Netflix réunit pas mal de têtes connues

Côté casting, que des têtes connues. En premier lieu donc, Millie Bobby Brown, l’interprète d’Elona et co-productrice du film. La jeune actrice est carrément douée pour son âge (seulement seize ans), et son avenir dans l’industrie du cinéma est déjà tout tracé : il sera long et fructueux (nous la verrons surement encore à l’écran en 2080 (l’auteur de ces lignes sera très certainement au paradis d’ici là)). Son rôle ci lui permet d’exprimer tout l’étendue de son talent, ses expressions faciales, sa gestion des émotions, même ses apartés à la caméra, sauvent le film d’être vraiment oubliable. Elle est motivée pour reprendre ce rôle dans une éventuelle suite, ce qui pourrait être une bonne idée de franchise, et nous la reverrons bien sûr dans la quatrième saison de Stranger Things, dans le rôle qui l’a fait connaitre à seulement douze ans.

Après Robert Downey Jr. (Avengers) et Benedict Cumberbatch (son interprétation dans Sherlock étant pour nous la meilleure des trois citées dans ces lignes) ces dernières années, Henry Cavill (Superman dans le DCU, The Witcher…) interprète ici Sherlock Holmes. Ayant réussi le tour de force d’être une icône geek tout en étant physiquement attirant, Cavill est pourtant largement en retrait dans ce film. Le récit ne tournant pas autour de Sherlock Holmes, nous ne pouvons pas vraiment juger son interprétation du personnage, et par extension, nous avons du mal à y croire. Il est là pour camper en somme le « good guy », et parce qu’un film Sherlock Holmes sans Sherlock Holmes ça aurait été abusé, au moins pour le premier épisode si franchise il y a par la suite.

Mycroft, après Mark Gatiss et Stephen Fry ces dernières années, est interprété par Sam Claflin (Hunger Games, Peaky Blinders…). Disons le directement, l’interprétation du personnage choisi par la production ne lui rend pas du tout hommage. Mycroft, que ce soit sous la plume de son créateur ou par la suite dans l’imaginaire Sherlockien (?) est sensé être réfléchi, posé et surtout au moins aussi bon détective que son frère, si ce n’est même plus. Mycroft n’apprécie pas le travail de terrain, et laisse en réalité cet aspect à son jeune frère. Dans Enola Holmes, Mycroft est buté, cliché du macho et sans état d’âme. Un véritable gâchis de charisme pour le personnage, dommage. Pour l’anecdote, bien que plus vieux que Sherlock dans le film, l’acteur est en réalité plus jeune que Henry Cavill de trois ans.
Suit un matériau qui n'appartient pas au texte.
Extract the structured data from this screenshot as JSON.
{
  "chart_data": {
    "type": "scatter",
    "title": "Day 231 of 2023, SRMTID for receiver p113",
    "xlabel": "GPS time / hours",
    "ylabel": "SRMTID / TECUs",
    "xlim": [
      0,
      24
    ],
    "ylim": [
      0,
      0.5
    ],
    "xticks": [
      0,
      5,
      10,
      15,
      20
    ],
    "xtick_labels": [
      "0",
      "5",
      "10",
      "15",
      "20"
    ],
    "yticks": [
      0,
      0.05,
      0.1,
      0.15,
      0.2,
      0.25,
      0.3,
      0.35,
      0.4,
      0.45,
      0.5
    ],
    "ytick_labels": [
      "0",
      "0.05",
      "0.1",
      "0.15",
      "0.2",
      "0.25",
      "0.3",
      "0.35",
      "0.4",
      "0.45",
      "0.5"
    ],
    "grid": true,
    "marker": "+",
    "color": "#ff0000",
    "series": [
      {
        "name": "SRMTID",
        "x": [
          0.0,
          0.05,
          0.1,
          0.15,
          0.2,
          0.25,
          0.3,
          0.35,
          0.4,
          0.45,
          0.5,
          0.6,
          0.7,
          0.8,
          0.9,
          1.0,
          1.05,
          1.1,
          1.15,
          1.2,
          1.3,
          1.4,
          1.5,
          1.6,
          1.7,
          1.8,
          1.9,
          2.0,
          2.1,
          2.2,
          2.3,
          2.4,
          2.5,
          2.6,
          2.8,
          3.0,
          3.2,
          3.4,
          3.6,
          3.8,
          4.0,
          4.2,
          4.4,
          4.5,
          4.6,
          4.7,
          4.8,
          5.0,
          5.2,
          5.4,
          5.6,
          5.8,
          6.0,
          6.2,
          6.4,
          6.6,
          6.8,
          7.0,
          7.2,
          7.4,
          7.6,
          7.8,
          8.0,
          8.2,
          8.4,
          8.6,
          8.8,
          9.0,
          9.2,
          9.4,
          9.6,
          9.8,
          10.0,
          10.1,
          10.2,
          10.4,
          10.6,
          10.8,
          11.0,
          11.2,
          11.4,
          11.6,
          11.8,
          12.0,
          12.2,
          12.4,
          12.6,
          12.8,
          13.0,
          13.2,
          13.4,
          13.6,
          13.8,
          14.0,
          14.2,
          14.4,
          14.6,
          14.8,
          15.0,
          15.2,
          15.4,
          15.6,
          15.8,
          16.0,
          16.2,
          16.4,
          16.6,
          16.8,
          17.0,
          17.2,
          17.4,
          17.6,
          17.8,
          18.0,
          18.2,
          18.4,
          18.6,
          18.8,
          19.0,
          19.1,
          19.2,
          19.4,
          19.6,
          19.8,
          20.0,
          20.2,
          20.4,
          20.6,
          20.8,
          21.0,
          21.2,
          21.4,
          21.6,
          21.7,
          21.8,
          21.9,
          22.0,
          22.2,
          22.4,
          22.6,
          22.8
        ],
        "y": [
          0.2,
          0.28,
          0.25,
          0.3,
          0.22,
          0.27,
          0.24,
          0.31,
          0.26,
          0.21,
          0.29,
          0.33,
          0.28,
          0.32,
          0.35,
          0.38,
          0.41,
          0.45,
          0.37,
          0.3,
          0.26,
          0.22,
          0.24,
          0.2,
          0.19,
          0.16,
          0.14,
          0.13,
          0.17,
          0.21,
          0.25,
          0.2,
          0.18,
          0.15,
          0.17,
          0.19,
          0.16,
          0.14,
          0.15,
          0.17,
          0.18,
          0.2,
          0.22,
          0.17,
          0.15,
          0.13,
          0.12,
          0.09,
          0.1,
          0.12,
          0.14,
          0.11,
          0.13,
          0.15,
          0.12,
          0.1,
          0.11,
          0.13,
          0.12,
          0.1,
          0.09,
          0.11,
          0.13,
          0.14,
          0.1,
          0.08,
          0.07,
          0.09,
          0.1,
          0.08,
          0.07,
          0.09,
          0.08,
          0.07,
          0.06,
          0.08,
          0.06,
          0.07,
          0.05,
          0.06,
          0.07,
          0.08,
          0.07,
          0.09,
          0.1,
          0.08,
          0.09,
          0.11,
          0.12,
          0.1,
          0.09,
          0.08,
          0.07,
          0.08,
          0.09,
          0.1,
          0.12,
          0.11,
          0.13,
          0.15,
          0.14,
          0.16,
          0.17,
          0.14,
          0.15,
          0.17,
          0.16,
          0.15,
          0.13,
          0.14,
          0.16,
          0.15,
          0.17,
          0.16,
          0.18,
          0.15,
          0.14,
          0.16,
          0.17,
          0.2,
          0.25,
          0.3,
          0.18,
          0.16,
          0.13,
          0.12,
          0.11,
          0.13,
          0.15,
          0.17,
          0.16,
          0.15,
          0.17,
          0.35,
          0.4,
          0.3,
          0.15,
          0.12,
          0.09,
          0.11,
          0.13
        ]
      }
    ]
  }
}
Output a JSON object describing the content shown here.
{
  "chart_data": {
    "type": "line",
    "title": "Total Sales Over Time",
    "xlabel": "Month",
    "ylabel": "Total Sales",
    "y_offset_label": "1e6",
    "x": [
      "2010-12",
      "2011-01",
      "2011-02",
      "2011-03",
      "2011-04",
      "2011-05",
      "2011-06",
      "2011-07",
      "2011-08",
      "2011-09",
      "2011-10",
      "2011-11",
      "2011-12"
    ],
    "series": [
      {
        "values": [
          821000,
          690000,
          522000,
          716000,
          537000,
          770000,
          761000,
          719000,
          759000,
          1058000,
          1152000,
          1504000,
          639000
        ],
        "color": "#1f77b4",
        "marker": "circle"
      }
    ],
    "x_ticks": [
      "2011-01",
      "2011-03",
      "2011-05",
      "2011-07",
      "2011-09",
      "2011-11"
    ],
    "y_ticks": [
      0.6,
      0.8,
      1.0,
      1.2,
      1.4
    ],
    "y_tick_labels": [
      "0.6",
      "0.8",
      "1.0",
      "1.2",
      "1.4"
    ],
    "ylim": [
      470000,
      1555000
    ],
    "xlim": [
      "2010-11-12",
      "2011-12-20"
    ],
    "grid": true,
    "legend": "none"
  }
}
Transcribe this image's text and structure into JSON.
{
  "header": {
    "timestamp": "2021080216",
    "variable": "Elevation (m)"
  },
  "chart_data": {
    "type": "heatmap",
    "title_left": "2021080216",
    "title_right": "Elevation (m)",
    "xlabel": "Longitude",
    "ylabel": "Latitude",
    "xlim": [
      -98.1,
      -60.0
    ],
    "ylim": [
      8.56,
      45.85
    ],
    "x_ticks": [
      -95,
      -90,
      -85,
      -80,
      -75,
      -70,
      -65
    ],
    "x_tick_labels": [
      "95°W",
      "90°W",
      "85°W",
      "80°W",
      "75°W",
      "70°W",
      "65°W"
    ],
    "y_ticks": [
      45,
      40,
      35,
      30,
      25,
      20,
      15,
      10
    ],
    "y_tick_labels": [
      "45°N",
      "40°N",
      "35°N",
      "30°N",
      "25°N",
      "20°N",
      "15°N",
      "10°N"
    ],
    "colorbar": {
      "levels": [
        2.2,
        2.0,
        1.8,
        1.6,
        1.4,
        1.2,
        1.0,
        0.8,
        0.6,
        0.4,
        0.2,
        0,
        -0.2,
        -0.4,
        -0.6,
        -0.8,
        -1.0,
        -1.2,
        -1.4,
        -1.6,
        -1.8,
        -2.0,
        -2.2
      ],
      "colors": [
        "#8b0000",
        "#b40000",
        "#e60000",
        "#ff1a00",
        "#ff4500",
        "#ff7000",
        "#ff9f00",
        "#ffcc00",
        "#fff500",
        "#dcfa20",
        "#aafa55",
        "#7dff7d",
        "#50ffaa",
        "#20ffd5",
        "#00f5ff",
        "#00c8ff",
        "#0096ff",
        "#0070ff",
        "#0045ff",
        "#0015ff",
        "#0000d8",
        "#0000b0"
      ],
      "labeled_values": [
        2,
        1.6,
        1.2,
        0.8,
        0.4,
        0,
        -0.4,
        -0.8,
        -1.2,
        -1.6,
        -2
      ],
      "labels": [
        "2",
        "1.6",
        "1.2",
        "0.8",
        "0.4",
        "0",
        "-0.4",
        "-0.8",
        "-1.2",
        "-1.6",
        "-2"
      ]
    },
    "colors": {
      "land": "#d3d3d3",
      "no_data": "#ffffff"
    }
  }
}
Le casting est complété par Susie Wokoma, qui sera à l’affiche de Truth Seekers, future création de Simon Pegg et Nick Frost (Shaun of the Dead, Hot Fuzz, Paul etc.) et diffusée sur Prime Vidéo, Burn Hugh Winchester Gorman (Game of Thrones, The Man in the High Castle) en antagoniste qui fait peur mais oubliable au possible, Adeel Akhtar (Utopia UK) et Fiona Shaw (Harry Potter).

En conclusion, Enola Holmes, un film qui saura ravir le public cible, mais qui laissera de marbre tous les autres, et sûrement les fans du grand Sherlock Holmes et de Sir Arthur Conan Doyle. Il aurait en fait mieux valu faire le même genre de récit sans y apporter l’étiquette Holmes… Toutefois, une éventuelle franchise de films – voire même une série – pourrait être bien sympathique, tant le potentiel est là.